Dans la seconde moitié du XIXe siècle, l'exploitation forestière constitue la première force historique marquant la formation et l'évolution des localités de la région. À ces débuts du peuplement régional, ce sont généralement les exploitants forestiers qui s'installent d'abord, avant même l'arrivée des colons. La grande industrie ne s'instaurant qu'au siècle suivant, c'est le travail du bois qui donne le ton à la colonisation du territoire.

Ce fait nous amène à mettre en relief ces fondements (parfois négligés par quelques historiens) de l'économie régionale dans la seconde moitié du XIXe siècle. En effet, l'agriculture et l'exploitation forestière dominent alors la vie économique. On qualifie ce type d'économie d'agro-forestière. C'est-à-dire qu'à cette époque, sur notre espace géographique coexistent deux principaux intérêts économiques : celui du bois, dont on veut faire le commerce, et celui de la terre que l'on veut exploiter pour l'agriculture.

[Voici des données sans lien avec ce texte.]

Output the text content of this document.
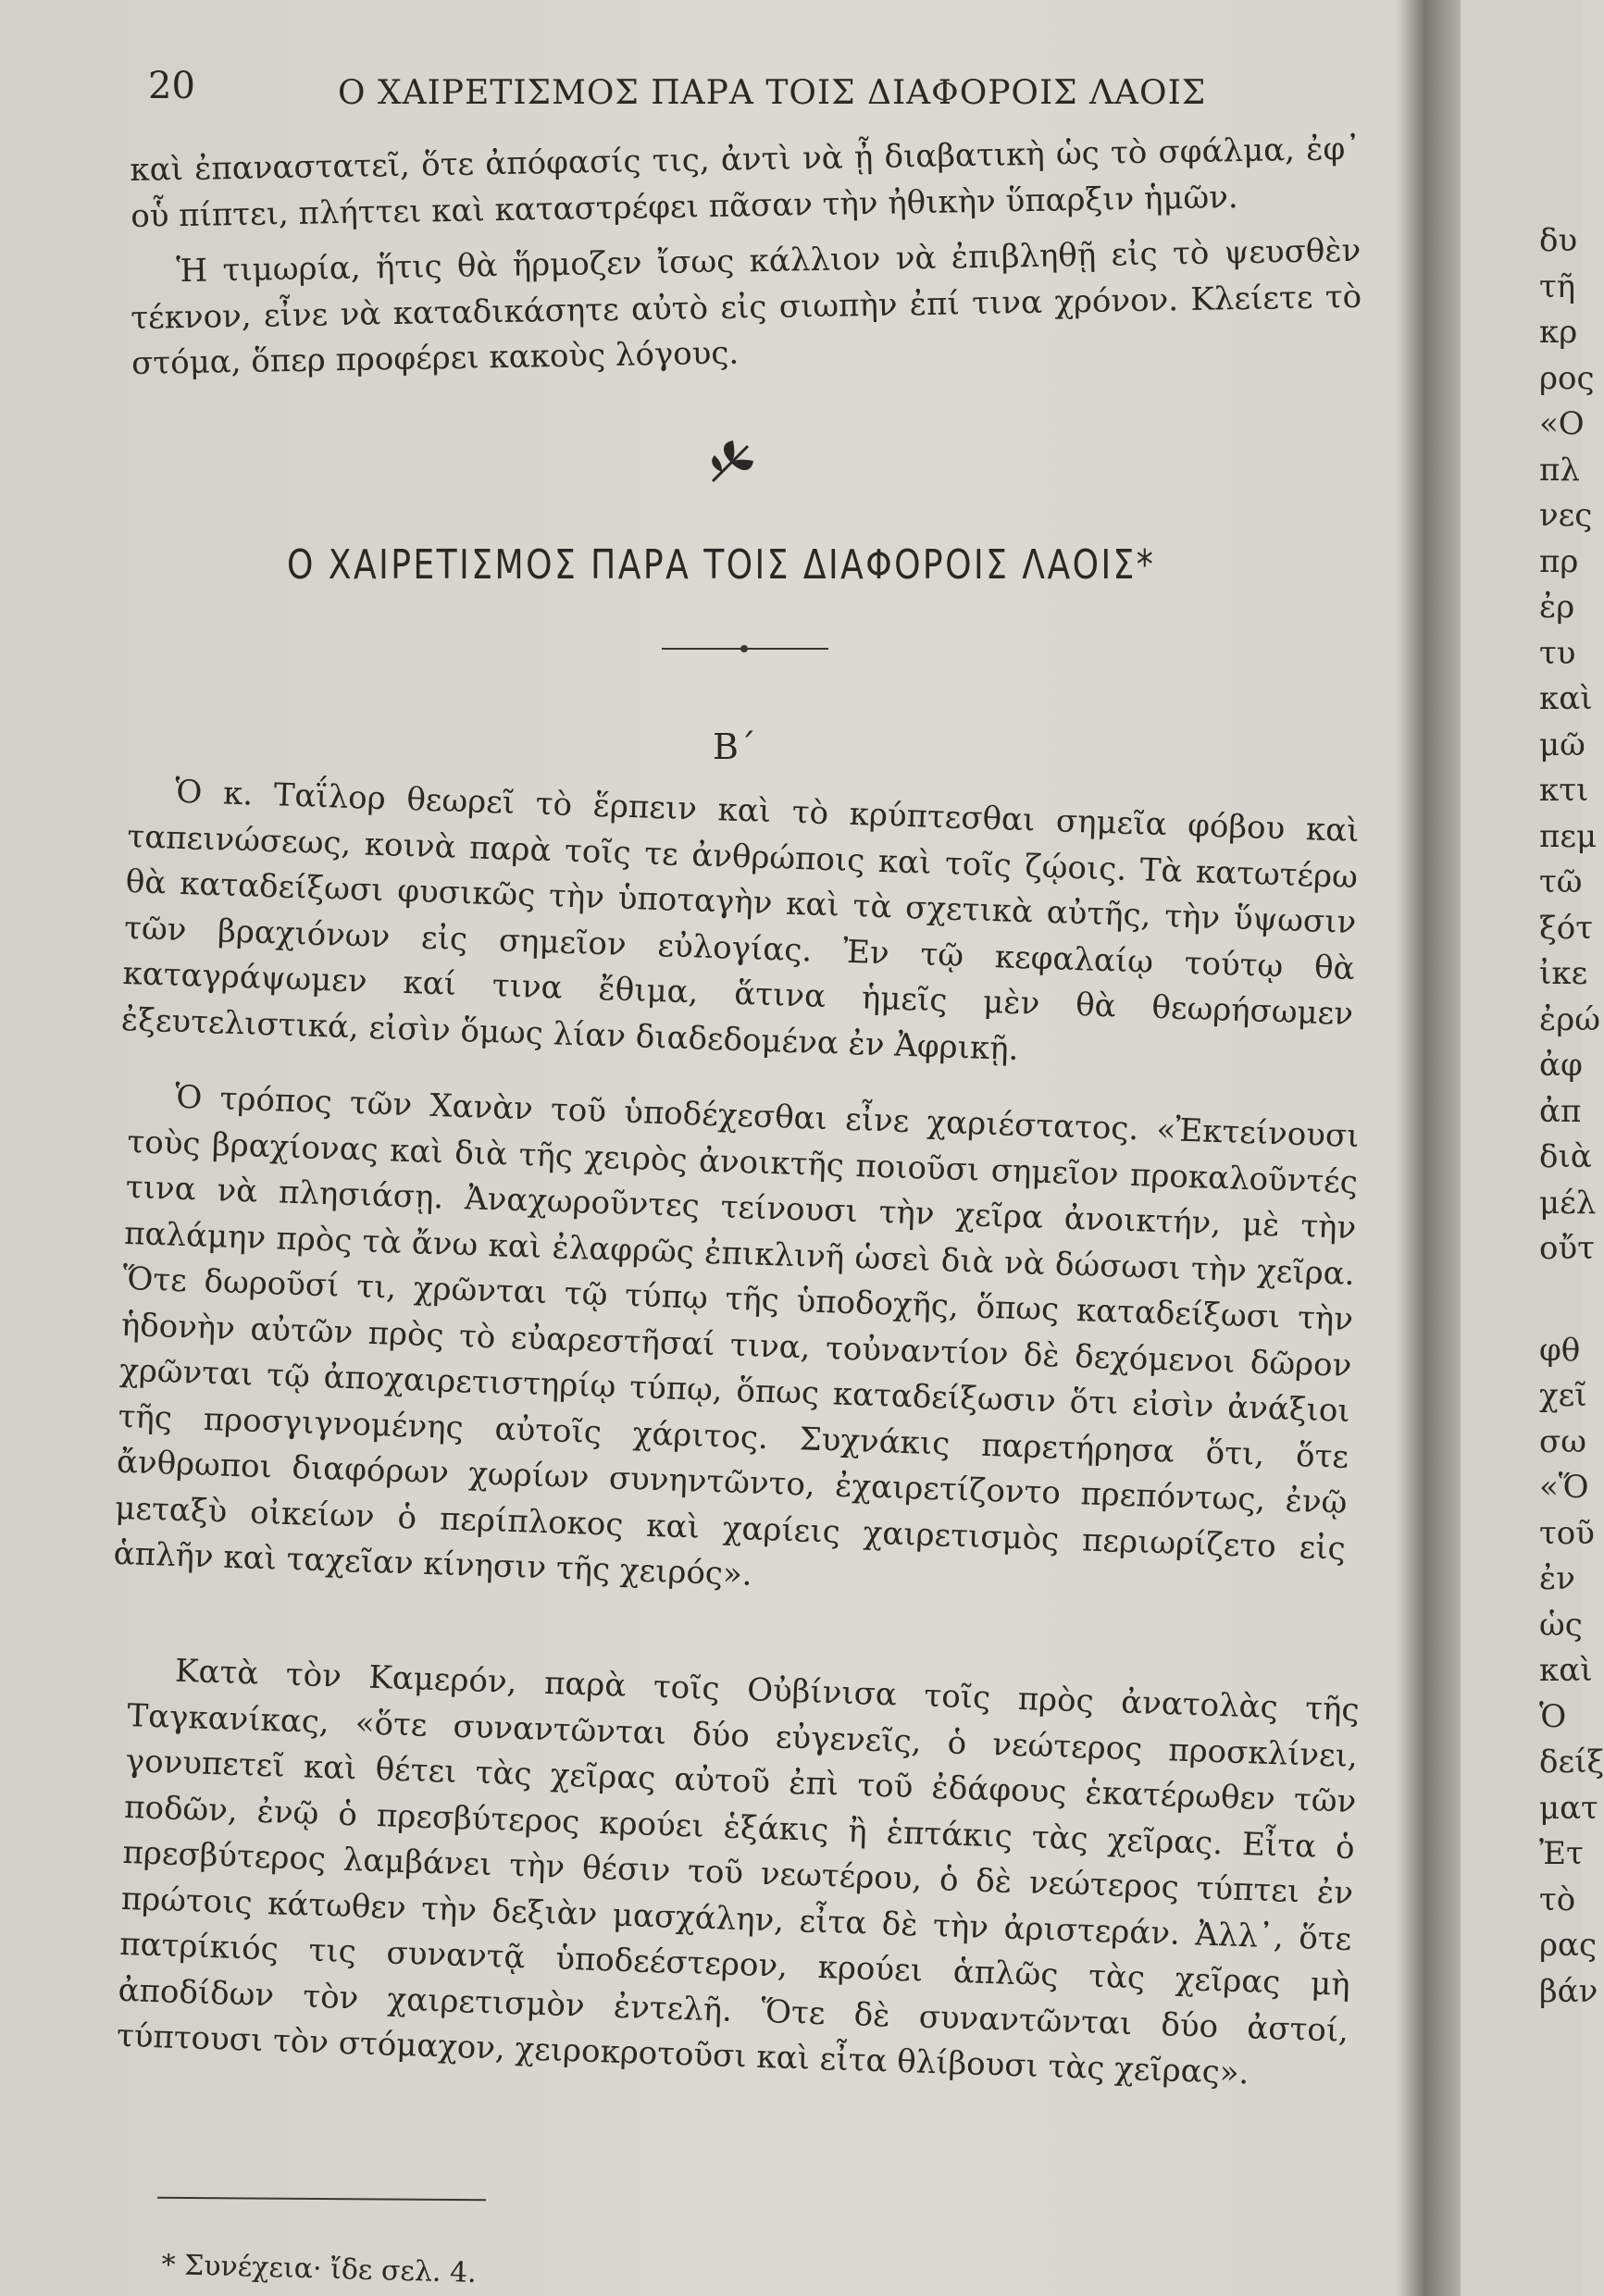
20	Ο ΧΑΙΡΕΤΙΣΜΟΣ ΠΑΡΑ ΤΟΙΣ ΔΙΑΦΟΡΟΙΣ ΛΑΟΙΣ
καὶ ἐπαναστατεῖ, ὅτε ἀπόφασίς τις, ἀντὶ νὰ ᾖ διαβατικὴ ὡς τὸ σφάλμα, ἐφ᾽ οὗ πίπτει, πλήττει καὶ καταστρέφει πᾶσαν τὴν ἠθικὴν ὕπαρξιν ἡμῶν.
Ἡ τιμωρία, ἥτις θὰ ἥρμοζεν ἴσως κάλλιον νὰ ἐπιβληθῇ εἰς τὸ ψευσθὲν τέκνον, εἶνε νὰ καταδικάσητε αὐτὸ εἰς σιωπὴν ἐπί τινα χρόνον. Κλείετε τὸ στόμα, ὅπερ προφέρει κακοὺς λόγους.
Ο ΧΑΙΡΕΤΙΣΜΟΣ ΠΑΡΑ ΤΟΙΣ ΔΙΑΦΟΡΟΙΣ ΛΑΟΙΣ*
Β΄
Ὁ κ. Ταΐλορ θεωρεῖ τὸ ἕρπειν καὶ τὸ κρύπτεσθαι σημεῖα φόβου καὶ ταπεινώσεως, κοινὰ παρὰ τοῖς τε ἀνθρώποις καὶ τοῖς ζῴοις. Τὰ κατωτέρω θὰ καταδείξωσι φυσικῶς τὴν ὑποταγὴν καὶ τὰ σχετικὰ αὐτῆς, τὴν ὕψωσιν τῶν βραχιόνων εἰς σημεῖον εὐλογίας. Ἐν τῷ κεφαλαίῳ τούτῳ θὰ καταγράψωμεν καί τινα ἔθιμα, ἅτινα ἡμεῖς μὲν θὰ θεωρήσωμεν ἐξευτελιστικά, εἰσὶν ὅμως λίαν διαδεδομένα ἐν Ἀφρικῇ.
Ὁ τρόπος τῶν Χανὰν τοῦ ὑποδέχεσθαι εἶνε χαριέστατος. «Ἐκτείνουσι τοὺς βραχίονας καὶ διὰ τῆς χειρὸς ἀνοικτῆς ποιοῦσι σημεῖον προκαλοῦντές τινα νὰ πλησιάσῃ. Ἀναχωροῦντες τείνουσι τὴν χεῖρα ἀνοικτήν, μὲ τὴν παλάμην πρὸς τὰ ἄνω καὶ ἐλαφρῶς ἐπικλινῆ ὡσεὶ διὰ νὰ δώσωσι τὴν χεῖρα. Ὅτε δωροῦσί τι, χρῶνται τῷ τύπῳ τῆς ὑποδοχῆς, ὅπως καταδείξωσι τὴν ἡδονὴν αὐτῶν πρὸς τὸ εὐαρεστῆσαί τινα, τοὐναντίον δὲ δεχόμενοι δῶρον χρῶνται τῷ ἀποχαιρετιστηρίῳ τύπῳ, ὅπως καταδείξωσιν ὅτι εἰσὶν ἀνάξιοι τῆς προσγιγνομένης αὐτοῖς χάριτος. Συχνάκις παρετήρησα ὅτι, ὅτε ἄνθρωποι διαφόρων χωρίων συνηντῶντο, ἐχαιρετίζοντο πρεπόντως, ἐνῷ μεταξὺ οἰκείων ὁ περίπλοκος καὶ χαρίεις χαιρετισμὸς περιωρίζετο εἰς ἁπλῆν καὶ ταχεῖαν κίνησιν τῆς χειρός».
Κατὰ τὸν Καμερόν, παρὰ τοῖς Οὐβίνισα τοῖς πρὸς ἀνατολὰς τῆς Ταγκανίκας, «ὅτε συναντῶνται δύο εὐγενεῖς, ὁ νεώτερος προσκλίνει, γονυπετεῖ καὶ θέτει τὰς χεῖρας αὐτοῦ ἐπὶ τοῦ ἐδάφους ἑκατέρωθεν τῶν ποδῶν, ἐνῷ ὁ πρεσβύτερος κρούει ἑξάκις ἢ ἑπτάκις τὰς χεῖρας. Εἶτα ὁ πρεσβύτερος λαμβάνει τὴν θέσιν τοῦ νεωτέρου, ὁ δὲ νεώτερος τύπτει ἐν πρώτοις κάτωθεν τὴν δεξιὰν μασχάλην, εἶτα δὲ τὴν ἀριστεράν. Ἀλλ᾽, ὅτε πατρίκιός τις συναντᾷ ὑποδεέστερον, κρούει ἁπλῶς τὰς χεῖρας μὴ ἀποδίδων τὸν χαιρετισμὸν ἐντελῆ. Ὅτε δὲ συναντῶνται δύο ἀστοί, τύπτουσι τὸν στόμαχον, χειροκροτοῦσι καὶ εἶτα θλίβουσι τὰς χεῖρας».
* Συνέχεια· ἴδε σελ. 4.
δυ
τῆ
κρ
ρος
«Ο
πλ
νες
πρ
ἐρ
τυ
καὶ
μῶ
κτι
πεμ
τῶ
ξότ
ἰκε
ἐρώ
ἀφ
ἀπ
διὰ
μέλ
οὔτ
φθ
χεῖ
σω
«Ὅ
τοῦ
ἐν
ὡς
καὶ
Ὁ
δείξ
ματ
Ἐτ
τὸ
ρας
βάν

Évidemment, les premiers colons varient leurs activités selon les saisons, et la majorité des travailleurs du monde rural sont à la fois bûcherons et agriculteurs. Cependant, ces hommes ne répondent pas uniquement à des impératifs d'ordre climatique; car la complémentarité des deux activités économiques crée un contexte tout particulier :

«On retrouve une situation où l'exploitant forestier a besoin du colon, car il lui fournit la main-d'oeuvre à bon marché et la nourriture pour les chantiers. Le colon, de son côté, a besoin de l'exploitant forestier, car il lui fournit un revenu d'appoint indispensable et un marché pour ses produits agricoles. C'est la base de l'économie agro-forestière...»1

La formation et le peuplement des plus anciennes paroisses de l'arrière-pays mauricien découlent de ces fondements. Dès le milieu du XIXe siècle, s'amorce l'implantation de multiples chantiers sur les rives de la Saint-Maurice et parallèlement, on assiste à la naissance de localités telles que Mont-Carmel (1858), Saint-Boniface (1859), Sainte-Flore (1862), Saint-Tite (1863), Ste-Thècle (1873). Quelques années plus tard, on assiste à la formation de Saint-Jacques-des-Piles (1885), puis de Saint-Joseph-de-Mékinac (1888) et de Saint-Jean-des-Piles (1897). Enfin, en 1898, on signale l'incorporation du village Grand-Mère; du village Shawinigan Falls (1901); et celle de la ville de La Tuque en 1908.2 En bref, cette période marque les débuts des grandes coupes de bois et ceux de l'aménagement de son flottage sur la rivière Saint-Maurice. Concurremment, c'est au cours de la seconde moitié du XIXe siècle que se forment plusieurs de nos paroisses agricoles.

 
Il va de soi que pour Grand-Mère, Shawinigan et La Tuque, l'industrialisation du début du XXe siècle, avec l'essor de nouveaux secteurs tels que l'hydro-électricité, les pâtes et papiers, l'aluminium et les produits chimiques, amènera un développement sans précédent dans notre milieu régional. Toutefois, pour de nombreuses paroisses, souvent plus anciennes que les grands centres, le travail de la terre et dans les forêts préside au développement.
C'est ainsi que dans la seconde moitié du XIXe siècle, l'économie agro-forestière fut un élément central dans l'histoire de la Mauricie. Avant le dur labeur des usines, le travail des premiers colons était étroitement lié à une exploitation plus directe des richesses naturelles de la région.

____________________

  1. LINTEAU, Paul-André et al. Histoire du Québec contemporain - de la Confédération à la Crise - 1867-1929. Boréal Express, Montréal, p. 127.

  2. Pour plus de détails sur les années de fondation de nos paroisses, voir HARDY, René et al. La Mauricie et les Bois-Francs : Chronologie : 1850-1950. Groupe de recherche sur la Mauricie, cahier no 1, 1979, pp. 1-14.